Восстала, поднялась великая Россия и в минуту опасности обратилась к Царю. Мертвая глыба льда растаяла в сердце Саблина. Оно дрогнуло и простило. Его голос влился в мощный голос народа.

«Боже, Царя храни», — торжественной волною плыло и ширилось над залитым лучами ликующего солнца Петербургом.

1918-1919-1920-1922 гг.

ЧАСТЬ ТРЕТЬЯ

I

Любовин ехал с правильным пассажирским билетом до самого Вержболова, с заграничным паспортом, мало того, — Коржиков достал ему и передал на вокзале удостоверение от сталелитейного завода в том, что он мастер и командирован в Берлин для выбора каких-то особенных стальных сверл, но чувствовал себя так скверно, как никогда не чувствовал, когда ездил без билета — «зайцем». Всякий раз, как отворялась в вагоне дверь и входил контроль, он вздрагивал и бледнел, но кондуктора не обращали на него внимания. С соседями Любовин не разговаривал, заявив, что у него нестерпимо болят зубы. На станциях Любовин не выходил и более суток ничего не ел.
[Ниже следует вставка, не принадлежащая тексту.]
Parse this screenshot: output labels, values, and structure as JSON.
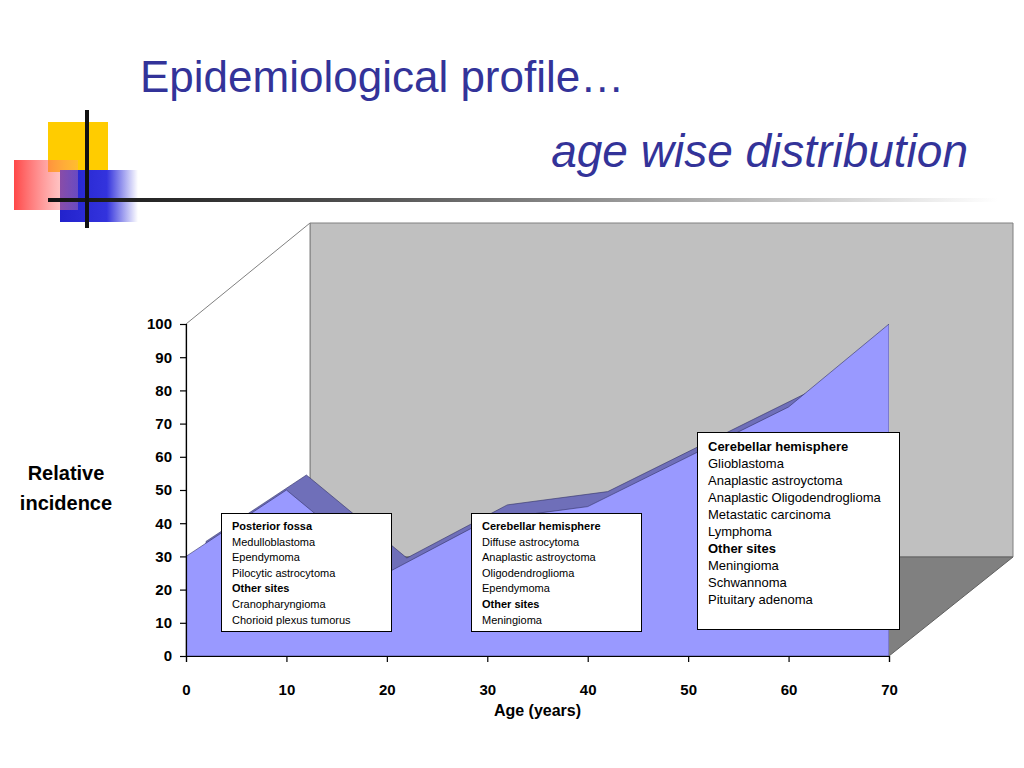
{
  "chart_data": {
    "type": "area",
    "title": "Epidemiological profile…",
    "subtitle": "age wise distribution",
    "x_label": "Age (years)",
    "y_label": "Relative incidence",
    "x": [
      0,
      10,
      20,
      30,
      40,
      50,
      60,
      70
    ],
    "values": [
      30,
      50,
      25,
      41,
      45,
      60,
      75,
      100
    ],
    "color": "#9999ff",
    "xlim": [
      0,
      70
    ],
    "ylim": [
      0,
      100
    ],
    "xticks": [
      0,
      10,
      20,
      30,
      40,
      50,
      60,
      70
    ],
    "yticks": [
      0,
      10,
      20,
      30,
      40,
      50,
      60,
      70,
      80,
      90,
      100
    ],
    "annotations": [
      {
        "groups": [
          {
            "heading": "Posterior fossa",
            "items": [
              "Medulloblastoma",
              "Ependymoma",
              "Pilocytic astrocytoma"
            ]
          },
          {
            "heading": "Other sites",
            "items": [
              "Cranopharyngioma",
              "Chorioid plexus tumorus"
            ]
          }
        ]
      },
      {
        "groups": [
          {
            "heading": "Cerebellar hemisphere",
            "items": [
              "Diffuse astrocytoma",
              "Anaplastic astroyctoma",
              "Oligodendroglioma",
              "Ependymoma"
            ]
          },
          {
            "heading": "Other sites",
            "items": [
              "Meningioma"
            ]
          }
        ]
      },
      {
        "groups": [
          {
            "heading": "Cerebellar hemisphere",
            "items": [
              "Glioblastoma",
              "Anaplastic astroyctoma",
              "Anaplastic Oligodendroglioma",
              "Metastatic carcinoma",
              "Lymphoma"
            ]
          },
          {
            "heading": "Other sites",
            "items": [
              "Meningioma",
              "Schwannoma",
              "Pituitary adenoma"
            ]
          }
        ]
      }
    ]
  }
}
Он сидел, забившись в углу отделения, закрывшись с головою пальто, повешенным на крючок, и старался заснуть. Но сон не приходил к нему. Мерещился убитый Саблин, растрепанная, небрежно одетая Маруся. Совесть мучила его. «Да, хорошо ли я сделал, — думал он, — вот и Федор Федорович как будто не одобрил совсем. Поступил я по-господски, а не по-пролетарски. Ну что в самом деле — побаловалась девчонка. Вон как Коржиков на это высоко смотрит. «Женюсь», — говорит. Сидит, значит, во мне буржуазная мораль, крепко сидит. А откуда она? Как будто и не откуда ей взяться? Отец… Отец действительно в господа лез, хотел, чтобы как у бар было, вот и вдолбил. Что Маруся теперь будет делать? Догадалась ли выскочить и убежать с квартиры? Да, все одно. Найдут… Обличат, по следствиям да судам тягать будут. Господи, сраму-то, сраму-то сколько. Не оберешься скандалу. Отцу-то каково будет?»

Любовин откидывал пальто с головы и широко раскрытыми глазами смотрел кругом. Поезд стоял на станции. По всему вагону шел густой переливистый храп. Тускло горели свечи в фонарях, наполовину занавешенных серыми занавесками. Сосед старался во сне устроиться поудобнее и ногами в высоких сапогах все толкал прижавшегося в углу у окна Любовна. Верхние полки были подняты, и против Любовина на разостланном пледе лежала молодая девушка. Она крепко спала, дыхания ее не было заметно, и только во сне под пристальным взглядом Любовина хмурились тонкие, темные брови.

«И чего стоит так долго, — думал Любовин. — Господи! ну и чего стоит! И шел бы да шел бы. А может быть, задержали нарочно? Ищут. По телеграмме. У них ведь сыск. Они все знают».

Опять воображение рисовало ему жуткие сцены ареста. «Арестуют, так безпременно по шее вдарят, это уже всегда так».

Он поджимал шею, точно ощущая удар тяжелого кулака.

Дверь открылась. Любовин вздрогнул, съежился и быстро закрылся полами пальто. Он подглядывал в щелку, кто вошел, не за ним ли, обдумывал, что будет говорить. «Вызовут Любовина, — думал он, — ну а какой же я Любовин? Я Станислав Лещинский, слесарь, да… по поручению завода еду в город Берлин, что же особенного?» Ему казалось, что сейчас кто-то крикнет: «Есть здесь Любовин?» — и боялся, что ответит невольно: «Я Любовин». Было страшно. Сосед потянулся, уперся в него ногами, зевнул протяжно, заметил съежившегося Любовина и сказал: «Извиняюсь».